“Core Tokensets for Data-efficient Sequential Training of Transformers” has been accepted to the ICCV Workshop on Continual Learning in Computer Vision

Our paper “Core Tokensets for Data-efficient Sequential Training of Transformers” has been accepted for publication in the ICCV-W proceedings in context of the Workshop on Continual Learning for Computer Vision. The paper will be presented at the Workshop in October at ICCV in Hawaii.

In the paper, we introduce the concept of core tokensets. Whereas traditional core sets identify a subset of a dataset that yields comparable results to the full dataset, tokensets go one level deeper and find the subset of relevant tokens. For images, this breaks down to going beyond a single image being more important than another, and instead focusing on precise regions/patches of important content. In the paper we show that this helps reduce memory cost substantially (up to factor 10) in comparison to traditional core sets, when applied in various application contexts such as image classification, multi-modal image captioning and visual question answering.

For more information, read the full paper.

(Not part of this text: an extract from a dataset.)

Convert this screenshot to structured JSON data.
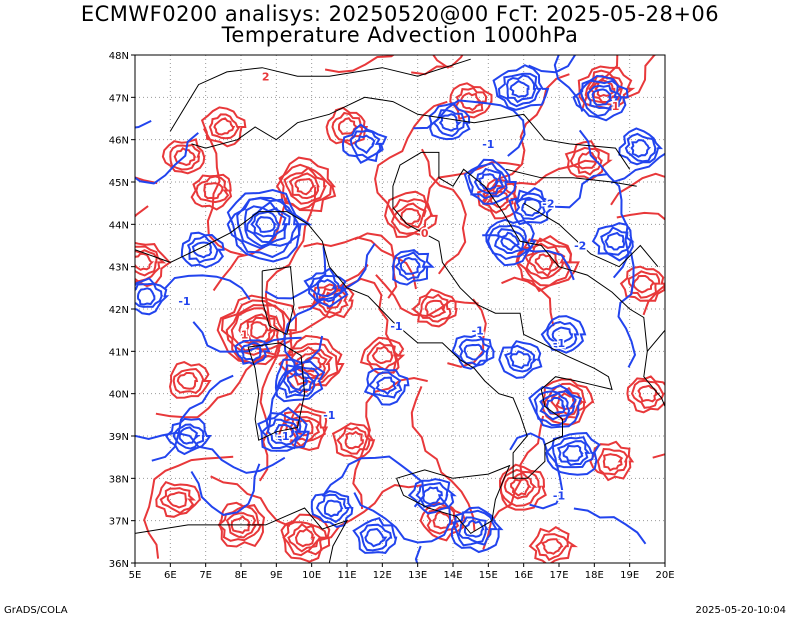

The abstract is provided below:

Deep networks are frequently tuned to novel tasks and continue learning from ongoing data streams. Such sequential training requires consolidation of new and past information, a challenge predominantly addressed by retaining the most important data points – formally known as coresets. Traditionally, these coresets consist of entire samples, such as images or sentences. However, recent transformer architectures operate on tokens, leading to the famous assertion that an image is worth 16×16 words. Intuitively, not all of these tokens are equally informative or memorable. Going beyond coresets, we thus propose to construct a deeper-level data summary on the level of tokens. Our respectively named core tokensets both select the most informative data points and leverage feature attribution to store only their most relevant features. We demonstrate that core tokensets yield significant performance retention in incremental image classification, open-ended visual question answering, and continual image captioning with significantly reduced memory. In fact, we empirically find that a core tokenset of 1% of the data performs comparably to at least a twice as large and up to 10 times larger coreset.